Abdülmecit, 1847 – 1849 yılları arasında Ayasofya’da büyük restorasyonu yaptıran padişahtır. Bu nedenle ona hediye olarak, düşen Bizans mozaiklerinden, Lanzoni adlı mimarın tasarladığı bir tuğra bu.
Ayasofya’nın altında, bir insanın ancak girebileceği ve avlu alanının ötesine geçmeyen, bir yerlere bağlanmayan birkaç koridor dehliz var.
Burada 2 m’lik iki küçücük oda bulunuyor.

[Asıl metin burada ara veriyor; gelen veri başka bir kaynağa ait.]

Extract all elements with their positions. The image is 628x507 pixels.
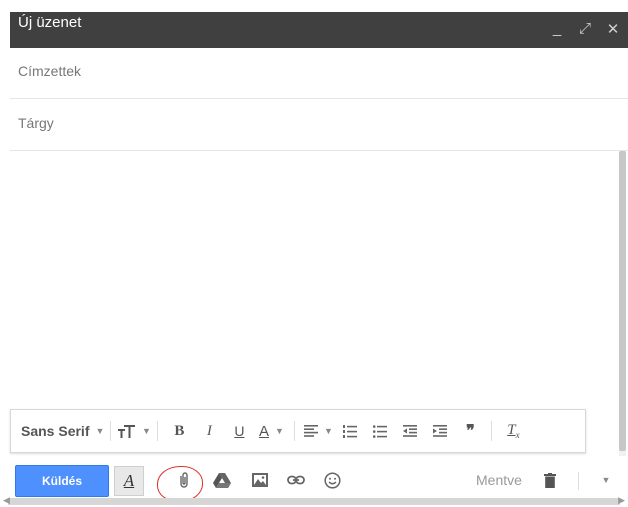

Fakat buralarda hiçbir obje, levha, mozaik ya da yazı yoktur.
Ayasofya’nın su sarnıcı, bu bölgedeki diğer sarnıçlara kıyasla küçüktür ve Sarnıçta hiçbir şey yoktur.
Ayasofya’nın üzerinde görülmeye değer ve henüz bilinmeyen çok şey var.
Ayasofya’da ikilik, üçlükten ziyade birlik var.
Ayasofya kiliseyken 4 tane minare konularak camiye dönüştürülmüş bir yer değil.
Burada büyük bir külliye var.
Abdest almak için yapı görkemli ve estetik bir şadırvan var.
İnsanlara şerbet dağıtılan sebil, ders verilen mekan ve kütüphane var..
Bu nedenle bütün Osmanlı coğrafyasında Ayasofya Ramazan’ı merkezî bir nitelik taşıyordu.
Ramazan’da bilhassa Kadir gecelerinde padişahlar burada bulunurlardı.
Cuma ve Bayram namazlarında da Ayasofya’ya gelirlerdi.
Padişahlar, dinî ehemmiyet taşıyan günlerde, halkla burada buluşurlardı.
Topkapı Sarayı hemen yakında olduğu için Bab-ı Hümayun’dan çıkar çıkmaz buraya güvenli bir şekilde gelinebiliyordu.
Ayasofya bir müze, fakat hiçbir camide görülemeyecek estetik değerlerle örülü ve hiçbir Osmanlı camisinde bulunmayan eşsiz bir hat koleksiyonu var.
7,5 m çapında, 8 adet, Kazasker Mustafa İzzet Efendi’nin hattı ve kubbesinde yer alan Nur Suresi hattı var.
III. Ahmet, II. Mustafa ve Sultan Mahmut’a ait, Allah’ı ve Peygamberi öven hatlar var.
Ayasofya’da tarihsel önem taşıyan İslam estetiğinin şaheserlerini görmek mümkün.
Yani en büyük padişah hattı, en yüksek kubbe yazısı ve en büyük levha burada.
Sırf bu kıymetli eserleri görmek için bile ziyaret edilebilecek en ideal mekanlardan biridir Ayasofya.